# Top 50 cubers, according to a non-cuber.



## StachuK1992 (Jul 22, 2011)

Over the past 8 months that I've known my girlfriend, she's heard some names in stories and such, and I was interested in how many of these names/descriptions stuck.

Feel honored if you're one of the bunch. 

So here's the list that came forth.

Try for yourself,
ask your girlfriend/boyfriend/spouse/other non-cuber friend to compose a list of cubers that they know of.

statue


----------



## Stefan (Jul 22, 2011)

Great, I'm famous for sounding like pokemon. Oh well, at least I'm not the last on her list.

Edit: lol Feliks comment


----------



## JTW2007 (Jul 22, 2011)

I find it pretty impressive that anyone could remember all that. I probably couldn't name 50 non-cubers.


----------



## JonnyWhoopes (Jul 22, 2011)

Compiling my sister's list. Will post late tonight.


----------



## Kirjava (Jul 22, 2011)

ack.

she only knows me because she's seen me naked D:


----------



## kprox1994 (Jul 22, 2011)

My list.

1. Faz, that WR guy.

The end.


----------



## StachuK1992 (Jul 22, 2011)

Kirjava said:


> ack.
> 
> she only knows me because she's seen me naked D:


 "No, I remember him because he's cute!"

Stefan:
Haha!


----------



## Kirjava (Jul 22, 2011)

d'aww >


----------



## Sa967St (Jul 22, 2011)

There were several Canadians on that list, yet I'm the only one she recognized only for being Canadian?


----------



## StachuK1992 (Jul 22, 2011)

Sa967St said:


> There were several Canadians on that list, yet I'm the only one she recognized only for being Canadian?


 Apparently she remembers you for "Totoro" better, because I referenced the fact that you have a Totoro backpack or something..and she wants it.


----------



## Sa967St (Jul 22, 2011)

StachuK1992 said:


> Apparently she remembers you for "Totoro" better, because I referenced the fact that you have a Totoro backpack or something..and she wants it.

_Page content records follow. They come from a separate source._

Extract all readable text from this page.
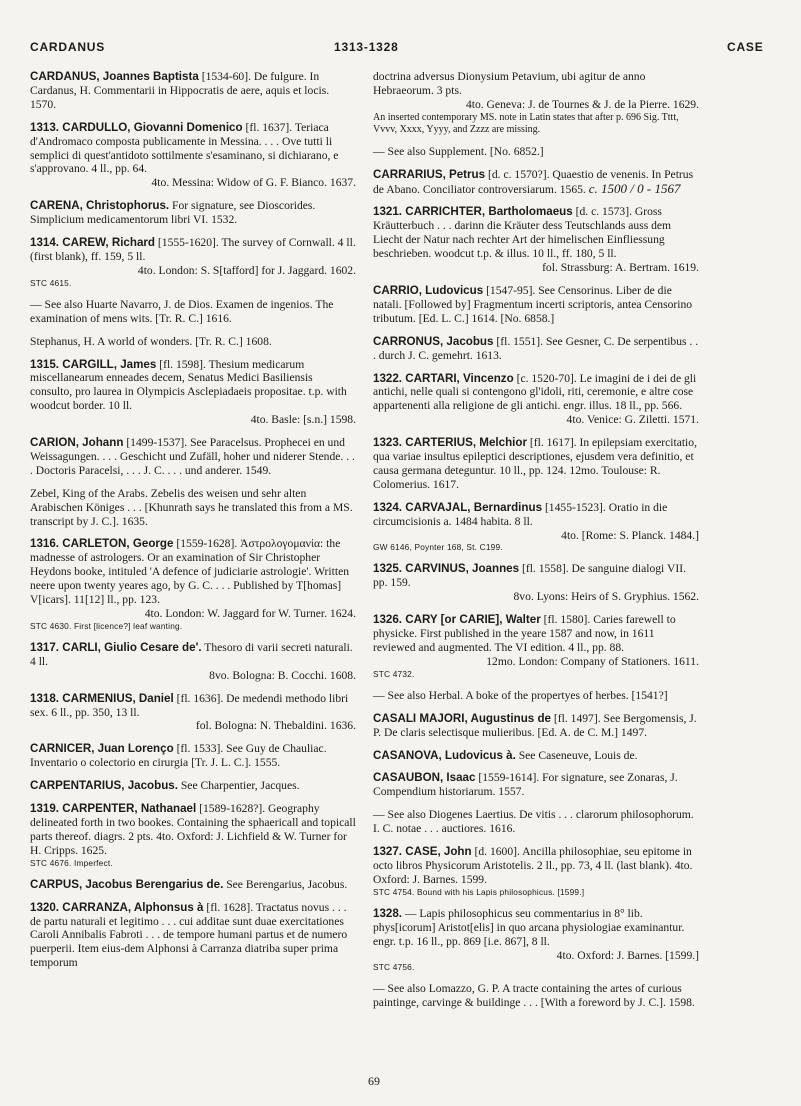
CARDANUS	1313-1328	CASE
CARDANUS, Joannes Baptista [1534-60]. De fulgure. In Cardanus, H. Commentarii in Hippocratis de aere, aquis et locis. 1570.
1313. CARDULLO, Giovanni Domenico [fl. 1637]. Teriaca d'Andromaco composta publicamente in Messina. . . . Ove tutti li semplici di quest'antidoto sottilmente s'esaminano, si dichiarano, e s'approvano. 4 ll., pp. 64.
4to. Messina: Widow of G. F. Bianco. 1637.
CARENA, Christophorus. For signature, see Dioscorides. Simplicium medicamentorum libri VI. 1532.
1314. CAREW, Richard [1555-1620]. The survey of Cornwall. 4 ll. (first blank), ff. 159, 5 ll.
4to. London: S. S[tafford] for J. Jaggard. 1602.
STC 4615.
— See also Huarte Navarro, J. de Dios. Examen de ingenios. The examination of mens wits. [Tr. R. C.] 1616.
Stephanus, H. A world of wonders. [Tr. R. C.] 1608.
1315. CARGILL, James [fl. 1598]. Thesium medicarum miscellanearum enneades decem, Senatus Medici Basiliensis consulto, pro laurea in Olympicis Asclepiadaeis propositae. t.p. with woodcut border. 10 ll.
4to. Basle: [s.n.] 1598.
CARION, Johann [1499-1537]. See Paracelsus. Prophecei en und Weissagungen. . . . Geschicht und Zufäll, hoher und niderer Stende. . . . Doctoris Paracelsi, . . . J. C. . . . und anderer. 1549.
Zebel, King of the Arabs. Zebelis des weisen und sehr alten Arabischen Königes . . . [Khunrath says he translated this from a MS. transcript by J. C.]. 1635.
1316. CARLETON, George [1559-1628]. Ἀστρολογομανία: the madnesse of astrologers. Or an examination of Sir Christopher Heydons booke, intituled 'A defence of judiciarie astrologie'. Written neere upon twenty yeares ago, by G. C. . . . Published by T[homas] V[icars]. 11[12] ll., pp. 123.
4to. London: W. Jaggard for W. Turner. 1624.
STC 4630. First [licence?] leaf wanting.
1317. CARLI, Giulio Cesare de'. Thesoro di varii secreti naturali. 4 ll.
8vo. Bologna: B. Cocchi. 1608.
1318. CARMENIUS, Daniel [fl. 1636]. De medendi methodo libri sex. 6 ll., pp. 350, 13 ll.
fol. Bologna: N. Thebaldini. 1636.
CARNICER, Juan Lorenço [fl. 1533]. See Guy de Chauliac. Inventario o colectorio en cirurgia [Tr. J. L. C.]. 1555.
CARPENTARIUS, Jacobus. See Charpentier, Jacques.
1319. CARPENTER, Nathanael [1589-1628?]. Geography delineated forth in two bookes. Containing the sphaericall and topicall parts thereof. diagrs. 2 pts. 4to. Oxford: J. Lichfield & W. Turner for H. Cripps. 1625.
STC 4676. Imperfect.
CARPUS, Jacobus Berengarius de. See Berengarius, Jacobus.
1320. CARRANZA, Alphonsus à [fl. 1628]. Tractatus novus . . . de partu naturali et legitimo . . . cui additae sunt duae exercitationes Caroli Annibalis Fabroti . . . de tempore humani partus et de numero puerperii. Item eius-dem Alphonsi à Carranza diatriba super prima temporum
doctrina adversus Dionysium Petavium, ubi agitur de anno Hebraeorum. 3 pts.
4to. Geneva: J. de Tournes & J. de la Pierre. 1629.
An inserted contemporary MS. note in Latin states that after p. 696 Sig. Tttt, Vvvv, Xxxx, Yyyy, and Zzzz are missing.
— See also Supplement. [No. 6852.]
CARRARIUS, Petrus [d. c. 1570?]. Quaestio de venenis. In Petrus de Abano. Conciliator controversiarum. 1565. c. 1500 / 0 - 1567
1321. CARRICHTER, Bartholomaeus [d. c. 1573]. Gross Kräutterbuch . . . darinn die Kräuter dess Teutschlands auss dem Liecht der Natur nach rechter Art der himelischen Einfliessung beschrieben. woodcut t.p. & illus. 10 ll., ff. 180, 5 ll.
fol. Strassburg: A. Bertram. 1619.
CARRIO, Ludovicus [1547-95]. See Censorinus. Liber de die natali. [Followed by] Fragmentum incerti scriptoris, antea Censorino tributum. [Ed. L. C.] 1614. [No. 6858.]
CARRONUS, Jacobus [fl. 1551]. See Gesner, C. De serpentibus . . . durch J. C. gemehrt. 1613.
1322. CARTARI, Vincenzo [c. 1520-70]. Le imagini de i dei de gli antichi, nelle quali si contengono gl'idoli, riti, ceremonie, e altre cose appartenenti alla religione de gli antichi. engr. illus. 18 ll., pp. 566.
4to. Venice: G. Ziletti. 1571.
1323. CARTERIUS, Melchior [fl. 1617]. In epilepsiam exercitatio, qua variae insultus epileptici descriptiones, ejusdem vera definitio, et causa germana deteguntur. 10 ll., pp. 124. 12mo. Toulouse: R. Colomerius. 1617.
1324. CARVAJAL, Bernardinus [1455-1523]. Oratio in die circumcisionis a. 1484 habita. 8 ll.
4to. [Rome: S. Planck. 1484.]
GW 6146, Poynter 168, St. C199.
1325. CARVINUS, Joannes [fl. 1558]. De sanguine dialogi VII. pp. 159.
8vo. Lyons: Heirs of S. Gryphius. 1562.
1326. CARY [or CARIE], Walter [fl. 1580]. Caries farewell to physicke. First published in the yeare 1587 and now, in 1611 reviewed and augmented. The VI edition. 4 ll., pp. 88.
12mo. London: Company of Stationers. 1611.
STC 4732.
— See also Herbal. A boke of the propertyes of herbes. [1541?]
CASALI MAJORI, Augustinus de [fl. 1497]. See Bergomensis, J. P. De claris selectisque mulieribus. [Ed. A. de C. M.] 1497.
CASANOVA, Ludovicus à. See Caseneuve, Louis de.
CASAUBON, Isaac [1559-1614]. For signature, see Zonaras, J. Compendium historiarum. 1557.
— See also Diogenes Laertius. De vitis . . . clarorum philosophorum. I. C. notae . . . auctiores. 1616.
1327. CASE, John [d. 1600]. Ancilla philosophiae, seu epitome in octo libros Physicorum Aristotelis. 2 ll., pp. 73, 4 ll. (last blank). 4to. Oxford: J. Barnes. 1599.
STC 4754. Bound with his Lapis philosophicus. [1599.]
1328. — Lapis philosophicus seu commentarius in 8° lib. phys[icorum] Aristot[elis] in quo arcana physiologiae examinantur. engr. t.p. 16 ll., pp. 869 [i.e. 867], 8 ll.
4to. Oxford: J. Barnes. [1599.]
STC 4756.
— See also Lomazzo, G. P. A tracte containing the artes of curious paintinge, carvinge & buildinge . . . [With a foreword by J. C.]. 1598.
69
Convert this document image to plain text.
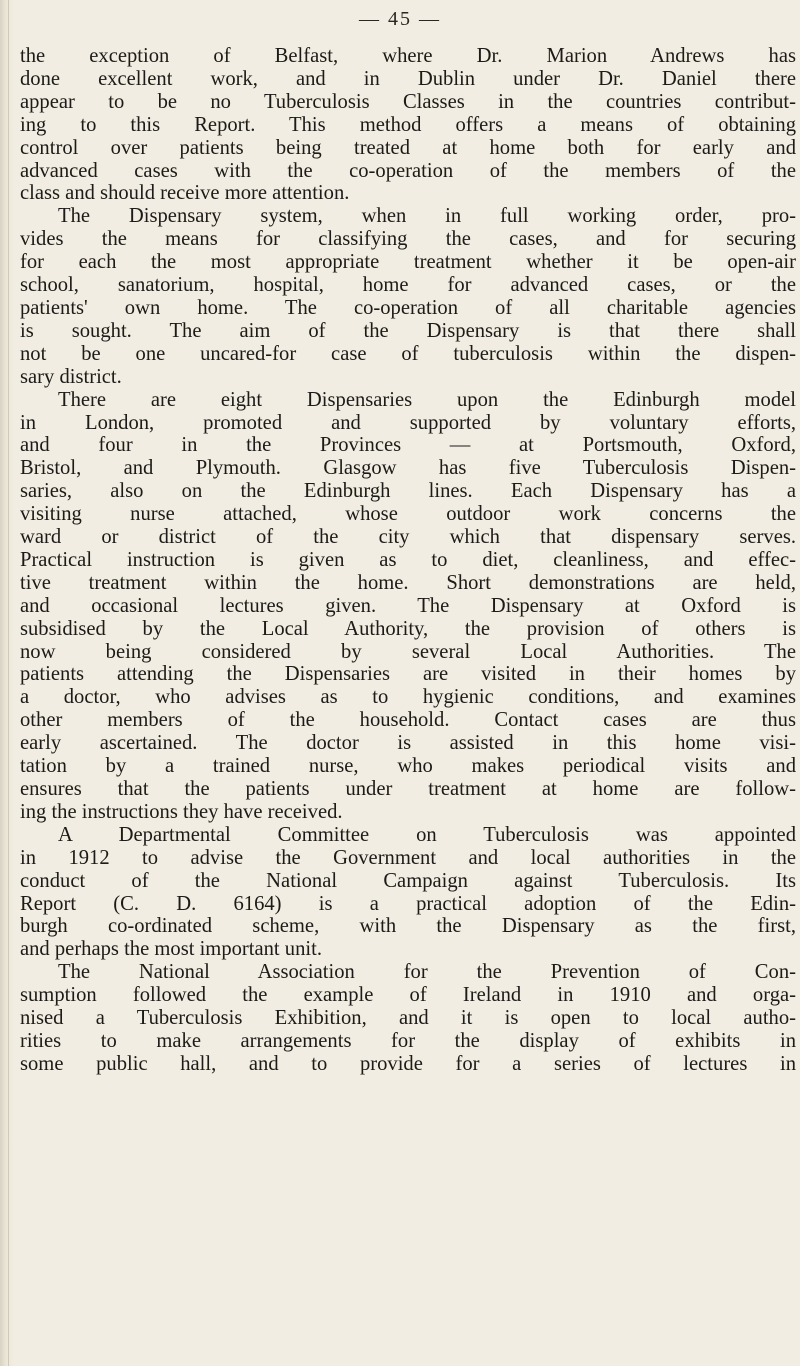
— 45 —

the exception of Belfast, where Dr. Marion Andrews has
done excellent work, and in Dublin under Dr. Daniel there
appear to be no Tuberculosis Classes in the countries contribut-
ing to this Report. This method offers a means of obtaining
control over patients being treated at home both for early and
advanced cases with the co-operation of the members of the
class and should receive more attention.

The Dispensary system, when in full working order, pro-
vides the means for classifying the cases, and for securing
for each the most appropriate treatment whether it be open-air
school, sanatorium, hospital, home for advanced cases, or the
patients' own home. The co-operation of all charitable agencies
is sought. The aim of the Dispensary is that there shall
not be one uncared-for case of tuberculosis within the dispen-
sary district.

There are eight Dispensaries upon the Edinburgh model
in London, promoted and supported by voluntary efforts,
and four in the Provinces — at Portsmouth, Oxford,
Bristol, and Plymouth. Glasgow has five Tuberculosis Dispen-
saries, also on the Edinburgh lines. Each Dispensary has a
visiting nurse attached, whose outdoor work concerns the
ward or district of the city which that dispensary serves.
Practical instruction is given as to diet, cleanliness, and effec-
tive treatment within the home. Short demonstrations are held,
and occasional lectures given. The Dispensary at Oxford is
subsidised by the Local Authority, the provision of others is
now being considered by several Local Authorities. The
patients attending the Dispensaries are visited in their homes by
a doctor, who advises as to hygienic conditions, and examines
other members of the household. Contact cases are thus
early ascertained. The doctor is assisted in this home visi-
tation by a trained nurse, who makes periodical visits and
ensures that the patients under treatment at home are follow-
ing the instructions they have received.

A Departmental Committee on Tuberculosis was appointed
in 1912 to advise the Government and local authorities in the
conduct of the National Campaign against Tuberculosis. Its
Report (C. D. 6164) is a practical adoption of the Edin-
burgh co-ordinated scheme, with the Dispensary as the first,
and perhaps the most important unit.

The National Association for the Prevention of Con-
sumption followed the example of Ireland in 1910 and orga-
nised a Tuberculosis Exhibition, and it is open to local autho-
rities to make arrangements for the display of exhibits in
some public hall, and to provide for a series of lectures in
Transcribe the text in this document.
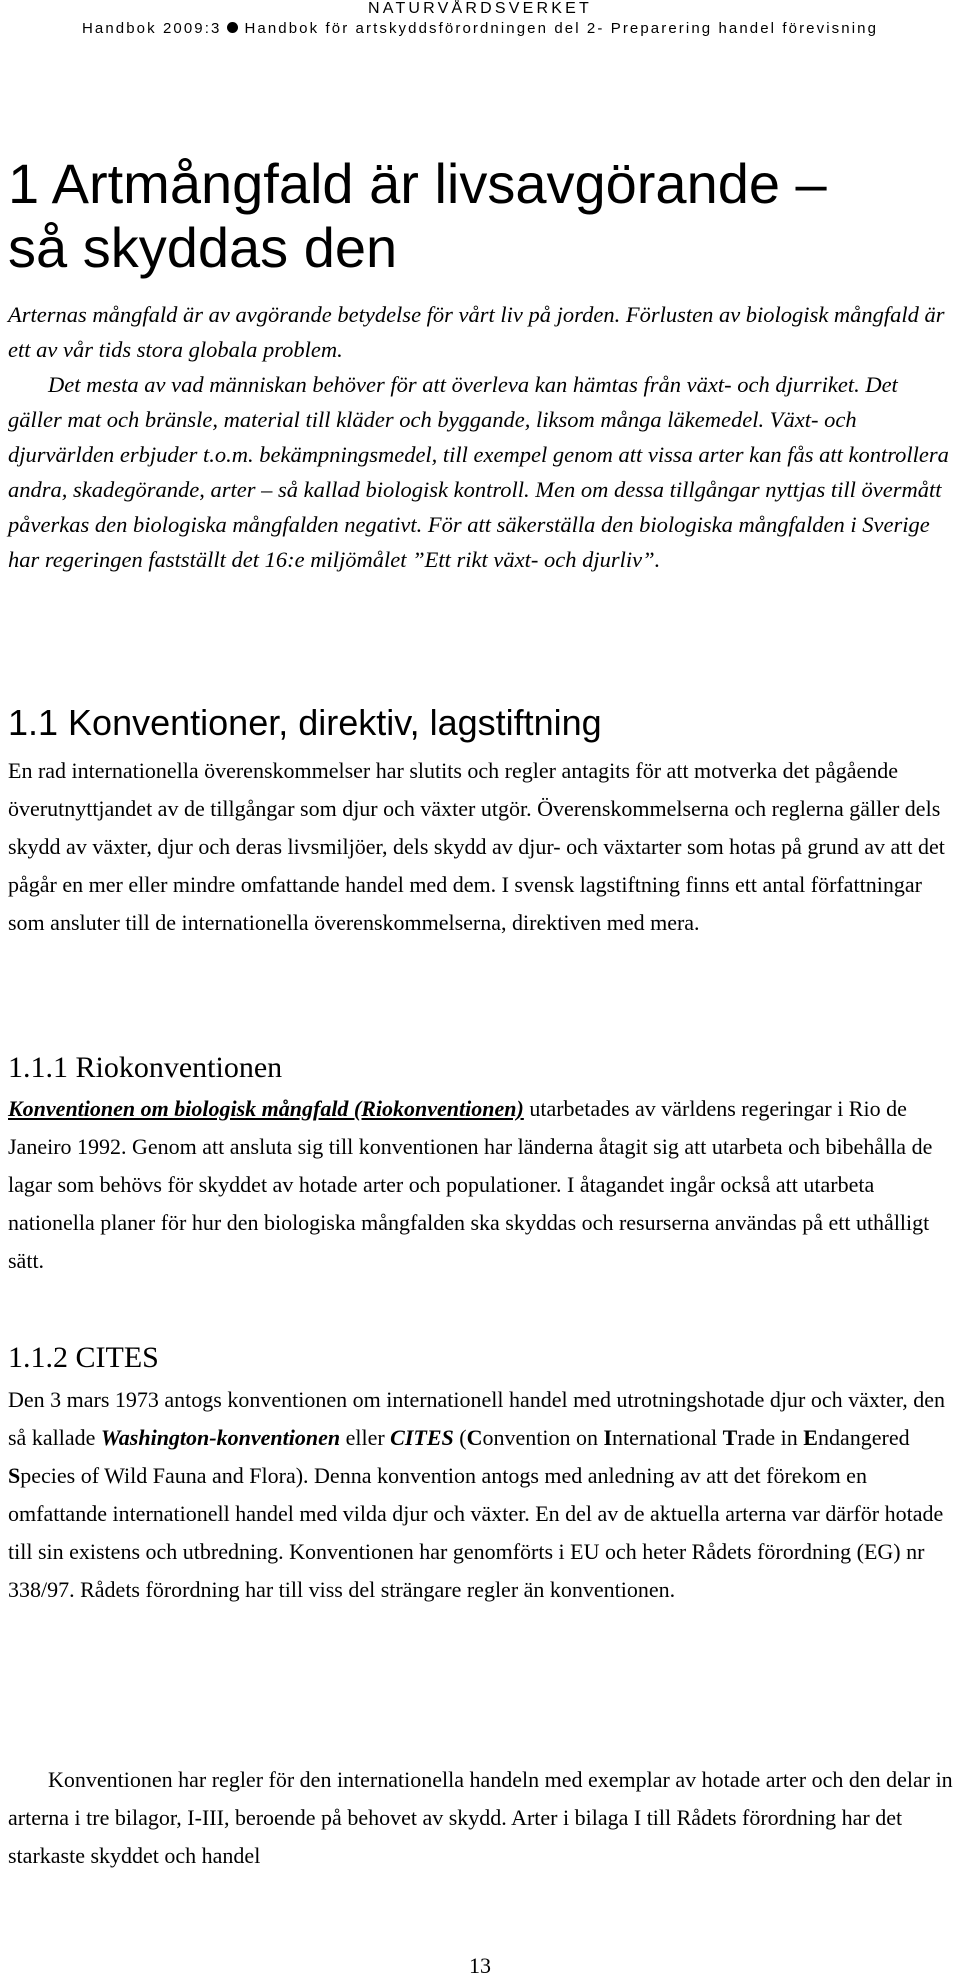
NATURVÅRDSVERKET
Handbok 2009:3 Handbok för artskyddsförordningen del 2- Preparering handel förevisning
1 Artmångfald är livsavgörande –
så skyddas den

Arternas mångfald är av avgörande betydelse för vårt liv på jorden. Förlusten av biologisk mångfald är ett av vår tids stora globala problem.

Det mesta av vad människan behöver för att överleva kan hämtas från växt- och djurriket. Det gäller mat och bränsle, material till kläder och byggande, liksom många läkemedel. Växt- och djurvärlden erbjuder t.o.m. bekämpningsmedel, till exempel genom att vissa arter kan fås att kontrollera andra, skadegörande, arter – så kallad biologisk kontroll. Men om dessa tillgångar nyttjas till övermått påverkas den biologiska mångfalden negativt. För att säkerställa den biologiska mångfalden i Sverige har regeringen fastställt det 16:e miljömålet ”Ett rikt växt- och djurliv”.

1.1 Konventioner, direktiv, lagstiftning

En rad internationella överenskommelser har slutits och regler antagits för att motverka det pågående överutnyttjandet av de tillgångar som djur och växter utgör. Överenskommelserna och reglerna gäller dels skydd av växter, djur och deras livsmiljöer, dels skydd av djur- och växtarter som hotas på grund av att det pågår en mer eller mindre omfattande handel med dem. I svensk lagstiftning finns ett antal författningar som ansluter till de internationella överenskommelserna, direktiven med mera.

1.1.1 Riokonventionen

Konventionen om biologisk mångfald (Riokonventionen) utarbetades av världens regeringar i Rio de Janeiro 1992. Genom att ansluta sig till konventionen har länderna åtagit sig att utarbeta och bibehålla de lagar som behövs för skyddet av hotade arter och populationer. I åtagandet ingår också att utarbeta nationella planer för hur den biologiska mångfalden ska skyddas och resurserna användas på ett uthålligt sätt.

1.1.2 CITES

Den 3 mars 1973 antogs konventionen om internationell handel med utrotningshotade djur och växter, den så kallade Washington-konventionen eller CITES (Convention on International Trade in Endangered Species of Wild Fauna and Flora). Denna konvention antogs med anledning av att det förekom en omfattande internationell handel med vilda djur och växter. En del av de aktuella arterna var därför hotade till sin existens och utbredning. Konventionen har genomförts i EU och heter Rådets förordning (EG) nr 338/97. Rådets förordning har till viss del strängare regler än konventionen.

Konventionen har regler för den internationella handeln med exemplar av hotade arter och den delar in arterna i tre bilagor, I-III, beroende på behovet av skydd. Arter i bilaga I till Rådets förordning har det starkaste skyddet och handel

13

 I'll bring it to Nats, but she can't have it. :3


----------



## RyanReese09 (Jul 22, 2011)

Awesome, I'm on there.

#11 :3.


----------



## a small kitten (Jul 23, 2011)

I'm confused. So am I sexy or not?


----------



## Forte (Jul 23, 2011)

lololol who the heck is "juggles like swords and fire and knives"


----------



## ben1996123 (Jul 23, 2011)

Sky idk hand thingy lol.

cooldayr? if so, Sky Zangas.


----------



## Meep (Jul 23, 2011)

lolol @ Wonie's description


----------



## antoineccantin (Aug 5, 2011)

JonnyWhoopes said:


> Compiling my sister's list. Will post late tonight.


 
Are you almost done?


----------



## collinbxyz (Aug 5, 2011)

Ernie:
"World record!"

EDIT: And a big bump... he already said her list was something like:
Faz: WR dude
and that was it...


----------



## Cool Frog (Aug 5, 2011)

OHYEAH.. maybe description can change at nationals


----------



## JonnyWhoopes (Aug 5, 2011)

antoineccantin said:


> Are you almost done?


 
Haha, oh yeah, totally forgot about this. We started it and she never finished it and she probably won't. Sorry.


----------



## Dene (Aug 5, 2011)

Olook me and Emily are speshul <3


----------



## jms_gears1 (Aug 6, 2011)

Lawl, she knows me but theres no reason why xD


----------